One is to reduce P through trigger finger management. But it can be nigh onto impossible to convince some landowner-deer hunters to remove enough does. It seems counterintuitive that removing a large number of does would actually increase the reproductive potential of the deer herd, and provide a larger sustained yield; but it does. Notice I specifically said “does,” not just deer. That’s because does represent the reproductive potential of the herd.
Improve Whitetail Deer Habitat
If you really struggle with removing a large number of does, the other way to restore balance is by increasing K. Most of us are doing this anyway, and it involves any and every step you take to improve habitat, from forest stand thinning to food plots.
Optimum Sustainable Yield for your Deer Herd
Now that most of you have hopefully bought into the MSY concept, you can throw it out. Under normal circumstances, if there is such a thing, it is nearly impossible to achieve MSY. One of the principle reasons, as alluded to, is that it’s so difficult to get folks to accept the idea of removing enough deer. Then, as anyone who has tried will tell you, it’s even harder to accomplish.

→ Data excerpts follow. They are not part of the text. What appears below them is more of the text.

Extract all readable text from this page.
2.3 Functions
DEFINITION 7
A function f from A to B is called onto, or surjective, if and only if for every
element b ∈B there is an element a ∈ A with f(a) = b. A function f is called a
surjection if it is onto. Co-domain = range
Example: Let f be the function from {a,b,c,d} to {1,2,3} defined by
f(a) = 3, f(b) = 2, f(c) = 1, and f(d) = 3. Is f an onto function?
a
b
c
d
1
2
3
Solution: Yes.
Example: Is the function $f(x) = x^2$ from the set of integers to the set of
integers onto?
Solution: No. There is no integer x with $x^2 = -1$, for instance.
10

For obvious reasons, hunter success declines with lower deer numbers; there are fewer deer to see and kill. Numerous research studies have also demonstrated an inverse relationship between hunting pressure and success. As hunter numbers or hunter hours increase, deer move less during daylight and more in thicker cover. One study showed they even learn to avoid permanent stands.
As a more reasonable and realistic middle ground, Dr. James Kroll, suggests, shooting for optimum sustained yield (OSY), which he defines as: “... that population density that best maximizes both deer harvest and hunter satisfaction.” He’s found this is achieved at around 60-70 percent of K. Hunters will see plenty of deer but the deer population is still held far enough below K that the habitat doesn’t suffer and a high yield can be sustained. It also leaves enough wiggle room for annual fluctuations in extrinsic factors like severe winters, drought, fire or anything that might temporarily lower P or K.
The Goal of Deer Herd Management
The goal of most wildlife manager-hunters is simple: we want to see and kill more and better deer. But there are certain costs associated with achieving that goal. Just as we have to find a balance between quantity and quality, we must also find, or create a balance between deer and their habitat. If you really want to do what’s best for deer, habitat and hunter, you need to understand the basic principles of wildlife management and then be willing to implement them in the prescribed manner.